万暦47年(1619年)、科挙に合格して進士に及第し、莱州推官になった。天啓4年(1624年)、給事中となった。魏忠賢を支持し、東林党の恨みを買った。

崇禎元年(1628年)、魏忠賢に連座し、免職されて帰郷した。崇禎3年(1630年)、兵科給事中として呼び戻され、左僉都御史に累進した。崇禎10年(1637年)、礼部侍郎東閣大学士に上り、国政に参与した。

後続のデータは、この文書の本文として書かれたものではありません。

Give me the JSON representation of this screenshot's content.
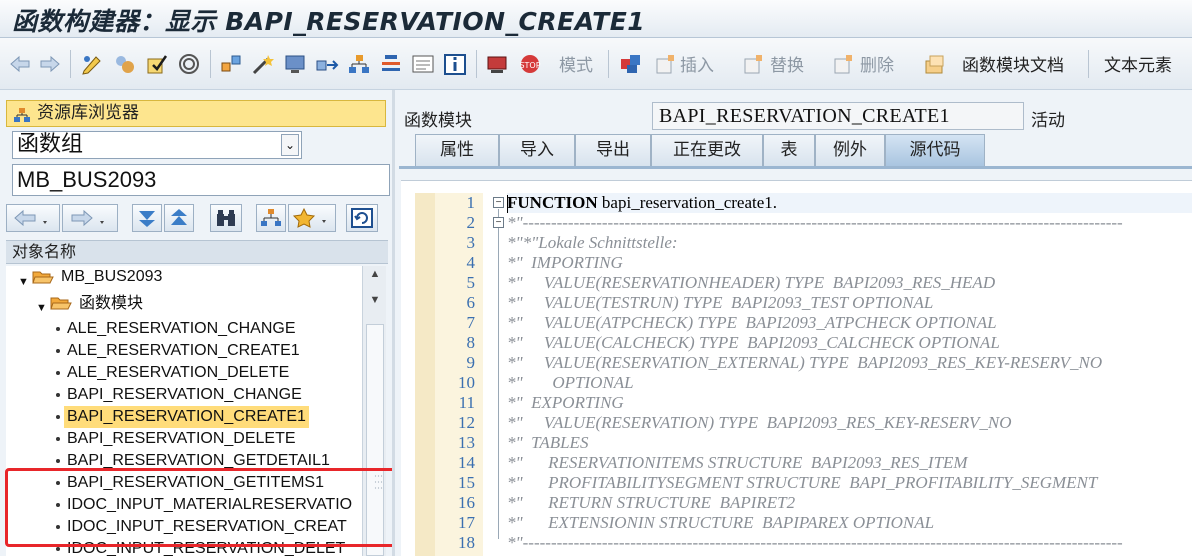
{
  "window": {
    "title": "函数构建器：显示 BAPI_RESERVATION_CREATE1"
  },
  "toolbar": {
    "mode_label": "模式",
    "insert_label": "插入",
    "replace_label": "替换",
    "delete_label": "删除",
    "fm_doc_label": "函数模块文档",
    "text_elements_label": "文本元素"
  },
  "left": {
    "repo_browser_label": "资源库浏览器",
    "object_type_value": "函数组",
    "object_name_value": "MB_BUS2093",
    "tree_header": "对象名称",
    "tree": {
      "root": "MB_BUS2093",
      "folder": "函数模块",
      "items": [
        "ALE_RESERVATION_CHANGE",
        "ALE_RESERVATION_CREATE1",
        "ALE_RESERVATION_DELETE",
        "BAPI_RESERVATION_CHANGE",
        "BAPI_RESERVATION_CREATE1",
        "BAPI_RESERVATION_DELETE",
        "BAPI_RESERVATION_GETDETAIL1",
        "BAPI_RESERVATION_GETITEMS1",
        "IDOC_INPUT_MATERIALRESERVATIO",
        "IDOC_INPUT_RESERVATION_CREAT",
        "IDOC_INPUT_RESERVATION_DELET"
      ],
      "selected_index": 4
    }
  },
  "right": {
    "fm_label": "函数模块",
    "fm_name": "BAPI_RESERVATION_CREATE1",
    "status": "活动",
    "tabs": [
      "属性",
      "导入",
      "导出",
      "正在更改",
      "表",
      "例外",
      "源代码"
    ],
    "active_tab": "源代码"
  },
  "code": {
    "line_numbers": [
      "1",
      "2",
      "3",
      "4",
      "5",
      "6",
      "7",
      "8",
      "9",
      "10",
      "11",
      "12",
      "13",
      "14",
      "15",
      "16",
      "17",
      "18"
    ],
    "lines": [
      {
        "kw": "FUNCTION",
        "rest": " bapi_reservation_create1."
      },
      {
        "c": "*\"----------------------------------------------------------------------------------------------------------"
      },
      {
        "c": "*\"*\"Lokale Schnittstelle:"
      },
      {
        "c": "*\"  IMPORTING"
      },
      {
        "c": "*\"     VALUE(RESERVATIONHEADER) TYPE  BAPI2093_RES_HEAD"
      },
      {
        "c": "*\"     VALUE(TESTRUN) TYPE  BAPI2093_TEST OPTIONAL"
      },
      {
        "c": "*\"     VALUE(ATPCHECK) TYPE  BAPI2093_ATPCHECK OPTIONAL"
      },
      {
        "c": "*\"     VALUE(CALCHECK) TYPE  BAPI2093_CALCHECK OPTIONAL"
      },
      {
        "c": "*\"     VALUE(RESERVATION_EXTERNAL) TYPE  BAPI2093_RES_KEY-RESERV_NO"
      },
      {
        "c": "*\"       OPTIONAL"
      },
      {
        "c": "*\"  EXPORTING"
      },
      {
        "c": "*\"     VALUE(RESERVATION) TYPE  BAPI2093_RES_KEY-RESERV_NO"
      },
      {
        "c": "*\"  TABLES"
      },
      {
        "c": "*\"      RESERVATIONITEMS STRUCTURE  BAPI2093_RES_ITEM"
      },
      {
        "c": "*\"      PROFITABILITYSEGMENT STRUCTURE  BAPI_PROFITABILITY_SEGMENT"
      },
      {
        "c": "*\"      RETURN STRUCTURE  BAPIRET2"
      },
      {
        "c": "*\"      EXTENSIONIN STRUCTURE  BAPIPAREX OPTIONAL"
      },
      {
        "c": "*\"----------------------------------------------------------------------------------------------------------"
      }
    ]
  }
}
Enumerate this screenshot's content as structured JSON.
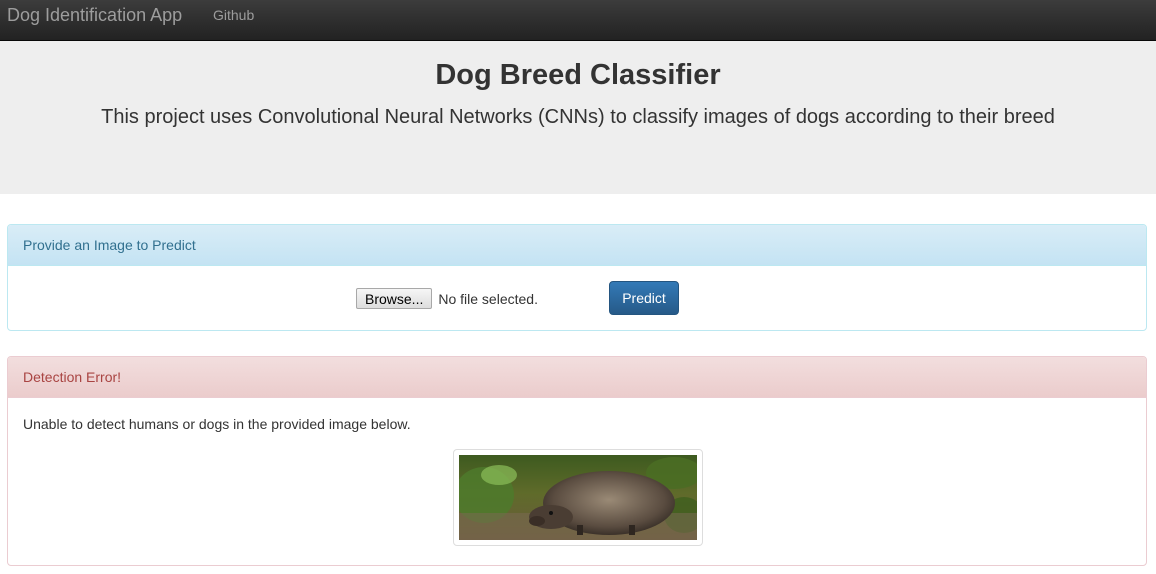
{
  "navbar": {
    "brand": "Dog Identification App",
    "links": [
      "Github"
    ],
    "colors": {
      "background": "#222222",
      "text": "#9d9d9d"
    }
  },
  "jumbotron": {
    "title": "Dog Breed Classifier",
    "subtitle": "This project uses Convolutional Neural Networks (CNNs) to classify images of dogs according to their breed"
  },
  "upload_panel": {
    "heading": "Provide an Image to Predict",
    "browse_label": "Browse...",
    "file_status": "No file selected.",
    "predict_label": "Predict",
    "colors": {
      "heading_text": "#31708f",
      "button": "#337ab7"
    }
  },
  "result_panel": {
    "heading": "Detection Error!",
    "message": "Unable to detect humans or dogs in the provided image below.",
    "image_subject": "hedgehog-photo",
    "colors": {
      "heading_text": "#a94442",
      "heading_bg": "#f2dede"
    }
  }
}
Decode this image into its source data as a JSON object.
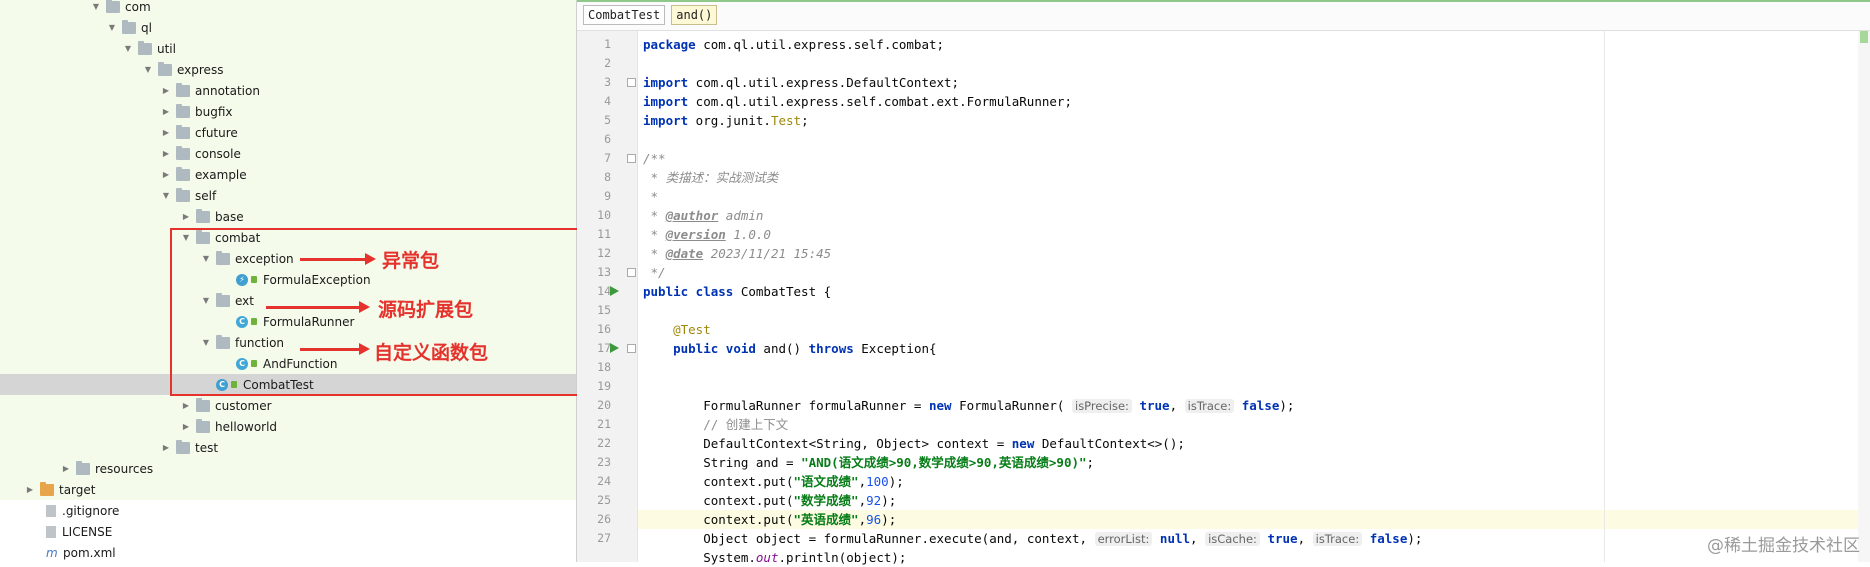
{
  "tree": {
    "rows": [
      {
        "label": "com",
        "arrow": "▼"
      },
      {
        "label": "ql",
        "arrow": "▼"
      },
      {
        "label": "util",
        "arrow": "▼"
      },
      {
        "label": "express",
        "arrow": "▼"
      },
      {
        "label": "annotation",
        "arrow": "▶"
      },
      {
        "label": "bugfix",
        "arrow": "▶"
      },
      {
        "label": "cfuture",
        "arrow": "▶"
      },
      {
        "label": "console",
        "arrow": "▶"
      },
      {
        "label": "example",
        "arrow": "▶"
      },
      {
        "label": "self",
        "arrow": "▼"
      },
      {
        "label": "base",
        "arrow": "▶"
      },
      {
        "label": "combat",
        "arrow": "▼"
      },
      {
        "label": "exception",
        "arrow": "▼"
      },
      {
        "label": "FormulaException",
        "arrow": ""
      },
      {
        "label": "ext",
        "arrow": "▼"
      },
      {
        "label": "FormulaRunner",
        "arrow": ""
      },
      {
        "label": "function",
        "arrow": "▼"
      },
      {
        "label": "AndFunction",
        "arrow": ""
      },
      {
        "label": "CombatTest",
        "arrow": ""
      },
      {
        "label": "customer",
        "arrow": "▶"
      },
      {
        "label": "helloworld",
        "arrow": "▶"
      },
      {
        "label": "test",
        "arrow": "▶"
      },
      {
        "label": "resources",
        "arrow": "▶"
      },
      {
        "label": "target",
        "arrow": "▶"
      },
      {
        "label": ".gitignore",
        "arrow": ""
      },
      {
        "label": "LICENSE",
        "arrow": ""
      },
      {
        "label": "pom.xml",
        "arrow": ""
      }
    ],
    "class_badges": {
      "exception_badge": "⚡",
      "class_badge": "C"
    }
  },
  "annotations": {
    "exception_pkg": "异常包",
    "ext_pkg": "源码扩展包",
    "function_pkg": "自定义函数包"
  },
  "breadcrumb": {
    "class_name": "CombatTest",
    "method_name": "and()"
  },
  "code": {
    "line_numbers": [
      "1",
      "2",
      "3",
      "4",
      "5",
      "6",
      "7",
      "8",
      "9",
      "10",
      "11",
      "12",
      "13",
      "14",
      "15",
      "16",
      "17",
      "18",
      "19",
      "20",
      "21",
      "22",
      "23",
      "24",
      "25",
      "26",
      "27"
    ],
    "l1_kw": "package",
    "l1_rest": " com.ql.util.express.self.combat;",
    "import_kw": "import",
    "l3_rest": " com.ql.util.express.DefaultContext;",
    "l4_rest": " com.ql.util.express.self.combat.ext.FormulaRunner;",
    "l5_rest": " org.junit.",
    "l5_test": "Test",
    "l7": "/**",
    "l8": " * 类描述：实战测试类",
    "l9": " *",
    "l10_pre": " * ",
    "l10_tag": "@author",
    "l10_val": " admin",
    "l11_pre": " * ",
    "l11_tag": "@version",
    "l11_val": " 1.0.0",
    "l12_pre": " * ",
    "l12_tag": "@date",
    "l12_val": " 2023/11/21 15:45",
    "l13": " */",
    "l14_kw": "public class",
    "l14_rest": " CombatTest {",
    "l16_ann": "@Test",
    "l17_kw1": "public void",
    "l17_mid": " and() ",
    "l17_kw2": "throws",
    "l17_rest": " Exception{",
    "l20_a": "FormulaRunner formulaRunner = ",
    "new_kw": "new",
    "l20_b": " FormulaRunner( ",
    "hint_isPrecise": "isPrecise:",
    "true_kw": "true",
    "comma": ", ",
    "hint_isTrace": "isTrace:",
    "false_kw": "false",
    "l20_end": ");",
    "l21": "// 创建上下文",
    "l22_a": "DefaultContext<String, Object> context = ",
    "l22_b": " DefaultContext<>();",
    "l23_a": "String and = ",
    "l23_str": "\"AND(语文成绩>90,数学成绩>90,英语成绩>90)\"",
    "l23_end": ";",
    "put_pre": "context.put(",
    "l24_str": "\"语文成绩\"",
    "l24_num": "100",
    "l25_str": "\"数学成绩\"",
    "l25_num": "92",
    "l26_str": "\"英语成绩\"",
    "l26_num": "96",
    "put_mid": ",",
    "put_end": ");",
    "l27_a": "Object object = formulaRunner.execute(and, context, ",
    "hint_errorList": "errorList:",
    "null_kw": "null",
    "hint_isCache": "isCache:",
    "l27_end": ");",
    "l28_a": "System.",
    "l28_out": "out",
    "l28_b": ".println(object);"
  },
  "watermark": "@稀土掘金技术社区"
}
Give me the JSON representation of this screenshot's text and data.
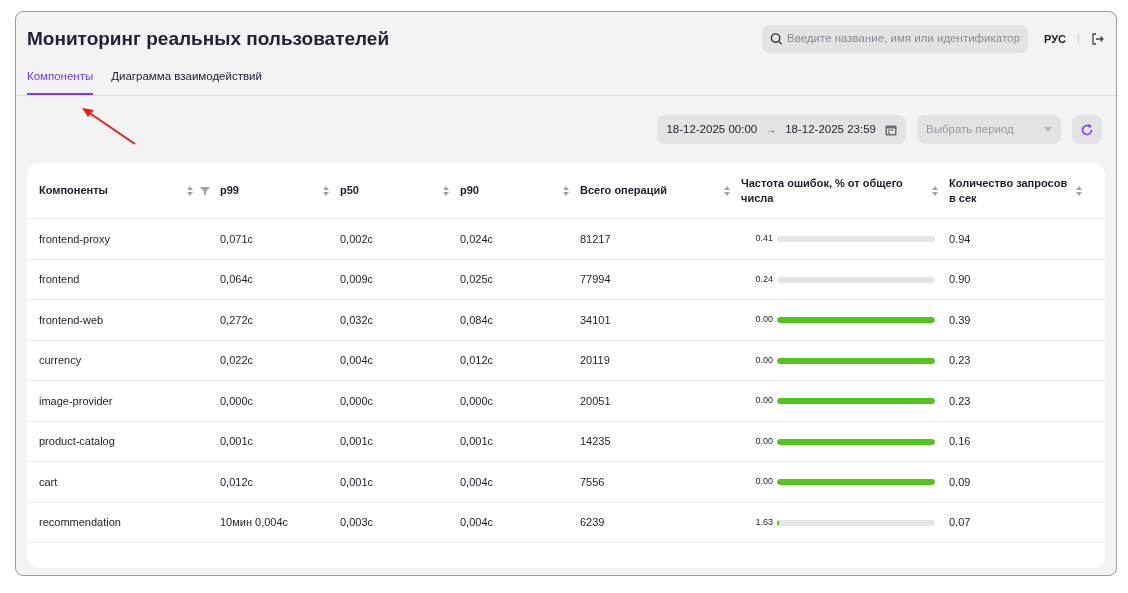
{
  "header": {
    "title": "Мониторинг реальных пользователей",
    "search": {
      "placeholder": "Введите название, имя или идентификатор"
    },
    "language": "РУС"
  },
  "tabs": [
    {
      "label": "Компоненты",
      "selected": true
    },
    {
      "label": "Диаграмма взаимодействий",
      "selected": false
    }
  ],
  "filters": {
    "date_from": "18-12-2025 00:00",
    "arrow": "→",
    "date_to": "18-12-2025 23:59",
    "period": {
      "placeholder": "Выбрать период"
    }
  },
  "table": {
    "columns": [
      {
        "label": "Компоненты",
        "filter": true
      },
      {
        "label": "p99",
        "filter": false
      },
      {
        "label": "p50",
        "filter": false
      },
      {
        "label": "p90",
        "filter": false
      },
      {
        "label": "Всего операций",
        "filter": false
      },
      {
        "label": "Частота ошибок, % от общего числа",
        "filter": false
      },
      {
        "label": "Количество запросов в сек",
        "filter": false
      }
    ],
    "rows": [
      {
        "component": "frontend-proxy",
        "p99": "0,071с",
        "p50": "0,002с",
        "p90": "0,024с",
        "total": "81217",
        "error_rate": "0.41",
        "level": 0,
        "rps": "0.94"
      },
      {
        "component": "frontend",
        "p99": "0,064с",
        "p50": "0,009с",
        "p90": "0,025с",
        "total": "77994",
        "error_rate": "0.24",
        "level": 0,
        "rps": "0.90"
      },
      {
        "component": "frontend-web",
        "p99": "0,272с",
        "p50": "0,032с",
        "p90": "0,084с",
        "total": "34101",
        "error_rate": "0.00",
        "level": 1,
        "rps": "0.39"
      },
      {
        "component": "currency",
        "p99": "0,022с",
        "p50": "0,004с",
        "p90": "0,012с",
        "total": "20119",
        "error_rate": "0.00",
        "level": 1,
        "rps": "0.23"
      },
      {
        "component": "image-provider",
        "p99": "0,000с",
        "p50": "0,000с",
        "p90": "0,000с",
        "total": "20051",
        "error_rate": "0.00",
        "level": 1,
        "rps": "0.23"
      },
      {
        "component": "product-catalog",
        "p99": "0,001с",
        "p50": "0,001с",
        "p90": "0,001с",
        "total": "14235",
        "error_rate": "0.00",
        "level": 1,
        "rps": "0.16"
      },
      {
        "component": "cart",
        "p99": "0,012с",
        "p50": "0,001с",
        "p90": "0,004с",
        "total": "7556",
        "error_rate": "0.00",
        "level": 1,
        "rps": "0.09"
      },
      {
        "component": "recommendation",
        "p99": "10мин 0,004с",
        "p50": "0,003с",
        "p90": "0,004с",
        "total": "6239",
        "error_rate": "1.63",
        "level": 0.01,
        "rps": "0.07"
      }
    ]
  }
}
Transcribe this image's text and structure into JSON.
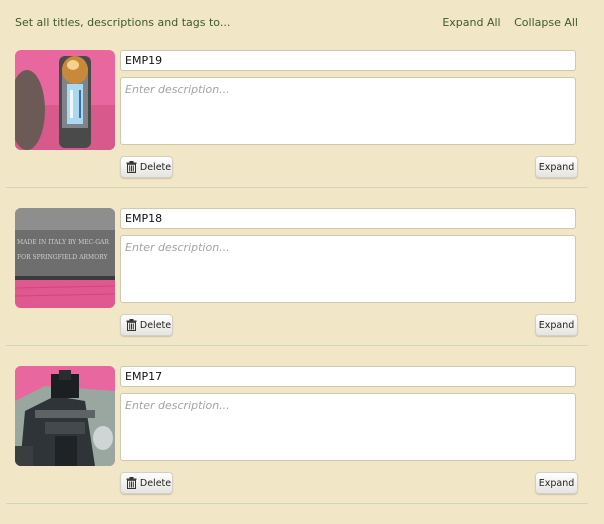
{
  "header": {
    "set_all_label": "Set all titles, descriptions and tags to...",
    "expand_all": "Expand All",
    "collapse_all": "Collapse All"
  },
  "items": [
    {
      "title": "EMP19",
      "description_placeholder": "Enter description...",
      "delete_label": "Delete",
      "expand_label": "Expand",
      "thumbnail": "bullet-cartridge-photo"
    },
    {
      "title": "EMP18",
      "description_placeholder": "Enter description...",
      "delete_label": "Delete",
      "expand_label": "Expand",
      "thumbnail": "engraved-slide-photo",
      "thumbnail_text": [
        "MADE IN ITALY BY MEC-GAR",
        "FOR SPRINGFIELD ARMORY"
      ]
    },
    {
      "title": "EMP17",
      "description_placeholder": "Enter description...",
      "delete_label": "Delete",
      "expand_label": "Expand",
      "thumbnail": "pistol-sights-photo"
    }
  ],
  "colors": {
    "background": "#f1e6c6",
    "link": "#3f5a2a",
    "divider": "#cfd7b5",
    "thumb_pink": "#e8679e"
  }
}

崇禎12年(1639年)、内閣首輔となった。薛国観は崇禎帝のためにアイデアを出し、軍事費の捻出の目的で、軍事に疎遠な外戚、中でも崇禎帝との関係が比較的遠い外戚らに多額の「義捐金」の供出を強要した。ちょうどその頃、武清侯の李国瑞は庶兄の李国臣と仲違いしており、怒った李国臣が「父の財産40万両を国瑞が一人占めした」と誹謗した。崇禎帝はただちに40万両の供出を李国瑞に命じた。李国瑞は家財を換金しても要求額になお足りず、自ら縊死した。まもなく皇子朱慈燦(貴妃田秀英の息子)が病没し、孝定太后(崇禎帝の曾祖母で李国瑞の祖父の姉)の呪いと噂された。薛国観は崇禎帝の怒りを買い、翌年免職され帰郷した。さらに呉昌時らのわなにはまって[3]弾劾を受け、翌年8月に「収賄罪」で自殺を命じられた。怒りの収まらなかった崇禎帝は収骨許可を引き延ばし、遺体は2日後まで[4]棺に納められたまま置かれた。薛国観の財産は押収されたが、全財産で600両の小金であった。

参考資料

  • 『崇禎長編』
  • 明史』列伝第一百四十一
  • 『玉堂薈記』
  • 『注解大六壬指南』

脚注

  1. ^ 万暦10年2月22日
  2. ^ 崇禎14年8月8日
  3. ^ 呉昌時の甥・中書舎人の王陛彦が賄賂を持って薛国観を訪れた際に逮捕された。崇禎14年(1641年)8月、「贈賄罪」と「機密外漏罪」で処刑された。しかし処刑時、王陛彦が多くの人々の前で「全て叔父の策謀だ」と公表して冤罪だと叫んだ。
  4. ^ 一説によると翌月まで(許可が得られた頃には腐乱していた)。